Thursday 17 January 2013

Remembering Bishop Sandford

Last night I gave a lecture to the Old Edinburgh Club on Daniel Sandford (1766-1830), Bishop of Edinburgh 1805-30. This article is my personal response to that history, which is that the name of Daniel Sandford deserves to be remembered, both by his Church of St John, and by the people of Edinburgh.


Daniel Sandford founded the only congregation in Britain, as far as I can tell, where it was possible to be passionate about the enlightenment, passionate about the gospel, and passionate about Scottish Episcopalianism, all at once. It was hugely popular: his congregation outgrew two buildings in twenty years.

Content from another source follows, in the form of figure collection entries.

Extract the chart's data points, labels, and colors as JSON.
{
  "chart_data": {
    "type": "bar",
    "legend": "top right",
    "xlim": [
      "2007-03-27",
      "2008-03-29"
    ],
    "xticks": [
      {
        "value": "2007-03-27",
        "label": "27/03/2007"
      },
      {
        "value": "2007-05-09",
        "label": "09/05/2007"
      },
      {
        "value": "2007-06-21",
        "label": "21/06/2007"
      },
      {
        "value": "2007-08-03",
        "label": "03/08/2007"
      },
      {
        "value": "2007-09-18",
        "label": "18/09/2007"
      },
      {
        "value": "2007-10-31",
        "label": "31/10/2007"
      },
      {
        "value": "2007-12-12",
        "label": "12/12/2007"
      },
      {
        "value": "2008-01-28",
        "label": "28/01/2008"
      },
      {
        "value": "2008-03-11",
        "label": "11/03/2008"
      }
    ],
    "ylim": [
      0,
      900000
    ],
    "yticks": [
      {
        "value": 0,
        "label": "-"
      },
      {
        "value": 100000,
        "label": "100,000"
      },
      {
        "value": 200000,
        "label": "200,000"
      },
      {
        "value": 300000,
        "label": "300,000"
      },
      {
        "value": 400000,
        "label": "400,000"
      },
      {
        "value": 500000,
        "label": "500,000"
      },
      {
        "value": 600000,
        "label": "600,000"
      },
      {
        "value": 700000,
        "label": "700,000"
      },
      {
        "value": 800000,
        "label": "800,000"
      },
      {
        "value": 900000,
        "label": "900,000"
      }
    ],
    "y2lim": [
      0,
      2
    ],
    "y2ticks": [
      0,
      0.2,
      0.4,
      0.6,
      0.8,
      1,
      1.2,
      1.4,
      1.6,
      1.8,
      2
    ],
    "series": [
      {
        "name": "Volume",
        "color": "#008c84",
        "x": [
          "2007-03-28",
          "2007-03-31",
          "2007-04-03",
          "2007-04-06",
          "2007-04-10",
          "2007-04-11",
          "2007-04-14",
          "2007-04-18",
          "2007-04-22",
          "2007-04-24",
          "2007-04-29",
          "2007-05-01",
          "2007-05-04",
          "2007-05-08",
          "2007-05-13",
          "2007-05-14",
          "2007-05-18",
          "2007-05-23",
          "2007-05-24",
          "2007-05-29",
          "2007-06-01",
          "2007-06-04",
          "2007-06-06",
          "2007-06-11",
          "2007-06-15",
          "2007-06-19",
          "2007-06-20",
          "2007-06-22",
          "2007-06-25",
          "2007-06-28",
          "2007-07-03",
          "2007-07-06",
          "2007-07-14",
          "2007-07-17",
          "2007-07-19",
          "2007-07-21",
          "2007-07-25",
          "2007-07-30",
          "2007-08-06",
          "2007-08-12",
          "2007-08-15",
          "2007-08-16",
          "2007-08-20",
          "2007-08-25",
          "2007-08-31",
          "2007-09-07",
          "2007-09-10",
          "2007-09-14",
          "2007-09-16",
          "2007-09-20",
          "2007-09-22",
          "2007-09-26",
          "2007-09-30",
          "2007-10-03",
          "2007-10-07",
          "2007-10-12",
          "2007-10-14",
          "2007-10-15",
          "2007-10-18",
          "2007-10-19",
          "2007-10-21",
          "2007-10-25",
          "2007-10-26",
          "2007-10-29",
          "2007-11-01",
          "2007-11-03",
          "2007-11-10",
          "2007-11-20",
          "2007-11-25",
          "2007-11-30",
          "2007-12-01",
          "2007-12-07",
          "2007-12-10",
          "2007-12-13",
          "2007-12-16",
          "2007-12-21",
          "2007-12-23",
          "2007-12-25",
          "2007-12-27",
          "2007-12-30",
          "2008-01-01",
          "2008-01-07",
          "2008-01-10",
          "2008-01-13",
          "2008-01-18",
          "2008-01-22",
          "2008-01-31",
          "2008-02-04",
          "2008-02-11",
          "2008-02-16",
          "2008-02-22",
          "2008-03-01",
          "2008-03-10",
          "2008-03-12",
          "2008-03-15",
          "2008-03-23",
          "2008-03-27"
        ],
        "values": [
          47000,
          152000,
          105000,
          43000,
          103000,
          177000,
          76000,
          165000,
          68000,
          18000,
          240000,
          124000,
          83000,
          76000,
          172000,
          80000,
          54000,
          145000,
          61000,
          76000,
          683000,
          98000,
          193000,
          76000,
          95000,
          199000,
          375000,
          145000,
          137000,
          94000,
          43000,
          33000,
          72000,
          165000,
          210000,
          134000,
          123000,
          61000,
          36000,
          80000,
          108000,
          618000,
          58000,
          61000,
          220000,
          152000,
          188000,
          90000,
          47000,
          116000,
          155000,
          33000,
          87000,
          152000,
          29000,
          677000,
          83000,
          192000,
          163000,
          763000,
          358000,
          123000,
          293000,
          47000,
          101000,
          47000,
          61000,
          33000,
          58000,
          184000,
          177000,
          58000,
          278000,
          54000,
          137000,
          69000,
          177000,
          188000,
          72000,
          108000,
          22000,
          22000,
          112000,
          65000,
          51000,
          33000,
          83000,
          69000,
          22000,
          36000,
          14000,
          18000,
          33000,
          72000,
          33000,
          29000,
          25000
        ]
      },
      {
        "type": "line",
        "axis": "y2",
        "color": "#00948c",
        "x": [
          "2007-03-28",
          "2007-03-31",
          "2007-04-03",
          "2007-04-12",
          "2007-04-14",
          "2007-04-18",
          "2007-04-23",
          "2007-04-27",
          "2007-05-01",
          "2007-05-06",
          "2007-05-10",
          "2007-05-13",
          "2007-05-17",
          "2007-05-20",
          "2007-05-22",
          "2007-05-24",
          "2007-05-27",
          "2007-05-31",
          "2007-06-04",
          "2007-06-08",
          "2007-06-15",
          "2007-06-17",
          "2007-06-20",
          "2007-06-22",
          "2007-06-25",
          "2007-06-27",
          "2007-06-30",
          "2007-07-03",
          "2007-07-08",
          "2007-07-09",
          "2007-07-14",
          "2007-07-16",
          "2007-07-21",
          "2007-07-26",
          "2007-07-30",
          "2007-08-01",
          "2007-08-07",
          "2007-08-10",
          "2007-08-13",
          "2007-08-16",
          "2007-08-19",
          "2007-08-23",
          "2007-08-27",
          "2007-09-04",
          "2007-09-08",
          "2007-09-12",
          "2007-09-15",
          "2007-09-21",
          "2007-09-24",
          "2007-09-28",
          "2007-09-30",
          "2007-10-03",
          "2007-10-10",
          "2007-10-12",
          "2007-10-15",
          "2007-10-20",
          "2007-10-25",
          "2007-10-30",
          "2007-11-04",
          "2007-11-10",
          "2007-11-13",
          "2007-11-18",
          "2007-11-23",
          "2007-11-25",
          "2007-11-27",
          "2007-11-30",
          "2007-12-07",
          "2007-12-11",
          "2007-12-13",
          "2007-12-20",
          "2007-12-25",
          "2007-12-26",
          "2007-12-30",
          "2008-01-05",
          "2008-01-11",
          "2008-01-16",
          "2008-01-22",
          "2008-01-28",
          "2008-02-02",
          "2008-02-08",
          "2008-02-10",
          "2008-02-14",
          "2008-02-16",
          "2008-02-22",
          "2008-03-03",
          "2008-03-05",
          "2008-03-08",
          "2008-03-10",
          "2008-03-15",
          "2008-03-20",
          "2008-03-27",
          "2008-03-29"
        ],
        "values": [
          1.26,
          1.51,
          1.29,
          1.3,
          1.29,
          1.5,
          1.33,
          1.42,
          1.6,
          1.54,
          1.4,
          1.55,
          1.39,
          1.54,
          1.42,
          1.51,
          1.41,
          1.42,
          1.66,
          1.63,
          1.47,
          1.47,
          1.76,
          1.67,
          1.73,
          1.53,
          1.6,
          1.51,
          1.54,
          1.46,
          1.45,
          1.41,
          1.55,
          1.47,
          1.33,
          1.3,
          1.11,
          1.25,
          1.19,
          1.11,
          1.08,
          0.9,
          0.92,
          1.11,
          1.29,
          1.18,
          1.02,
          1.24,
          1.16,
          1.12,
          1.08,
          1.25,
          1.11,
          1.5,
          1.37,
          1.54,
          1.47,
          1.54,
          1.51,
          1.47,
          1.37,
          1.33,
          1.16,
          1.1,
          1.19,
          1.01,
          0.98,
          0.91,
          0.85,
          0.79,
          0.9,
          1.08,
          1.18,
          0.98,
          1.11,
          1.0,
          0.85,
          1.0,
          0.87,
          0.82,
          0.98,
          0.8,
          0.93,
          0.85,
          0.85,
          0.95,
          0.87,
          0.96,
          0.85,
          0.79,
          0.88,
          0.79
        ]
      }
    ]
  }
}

Thanks to this unique theology, Sandford drew the tremendous wealth, talents influence of hundreds of Episcopalians in the New Town into participation in 'Improvement' - getting the Enlightenment out of theory and into practice, in the structure of Edinburgh society. Without him, the history of Edinburgh might have been very different. When he died, he was affectionately remembered:

'By all who venerate wisdom, sanctity and virtue, let this stone be held for ever sacred. In memory of the Right Reverend Daniel Sandford D.D.  In the Scottish Episcopal Communion Bishop of Edinburgh, to record the gratitude of a church, which, to his piety, prudence and meekness, was mainly indebted for its union and prosperity, and of a congregation, which for thirty eight years, he led, by teaching and example, in the way of truth, peace and Godliness, this monumental tablet was erected by the vestry of the Chapel of St. John. Born July 1st 1766 Died January 14th 1830.'


Yet Sandford was forgotten.

He was a peacemaker, seeing good in apparently opposing traditions. He encouraged Evangelicals for their warm, lively faith; but he would not countenance their challenges to official doctrine. He championed distinctively Scottish Episcopal ideas, but he objected to Episcopalian introversion and mysticism: his religion was for everyone. As a result, he was condemned by both sides in the partisan world of eccesiastical history. He has never had a champion - until me!

Sandford was serious-minded and shy in company. So he missed out on the other route to fame taken by his assistants Sydney Smith and E.B. Ramsay, whose witty and frivolous anecdotes kept their books in print and their bon-mots repeated to this day.

Meanwhile, forgetting why he was important, his own church of St John's carelessly lost him. His memorial in the sanctuary was removed to the baptistry in the 1880s when the sanctuary was enlarged. However, in the 1980s, the baptistry was converted into the church office, and Sandford's memorial, with its touching epitaph, is now completely invisible.

From inside the church, the top of Sandford's memorial is just visible in the alcove at the back, below the coat of arms


Sandford is buried just outside St John's, alongside some of his family. Yet his own modest, white gravestone has weathered into illegiblity.

Sandford's grave, hidden in a shady corner behind the showy Dean Ramsay Cross

Sandford also founded the Choir of St John's which is reason enough for me to champion him. I sit in the choir each week staring at the memorial of his successor as Bishop, James Walker, far better known but (in my opinion) far less distinguished.

I'm not sure Sandford would have wanted a big statue or giant cross. But hope that, sometime, the vestry might bring their predecessors' affecionate memorial tablet back down into the church, and remember the name of their gentle, influential founder.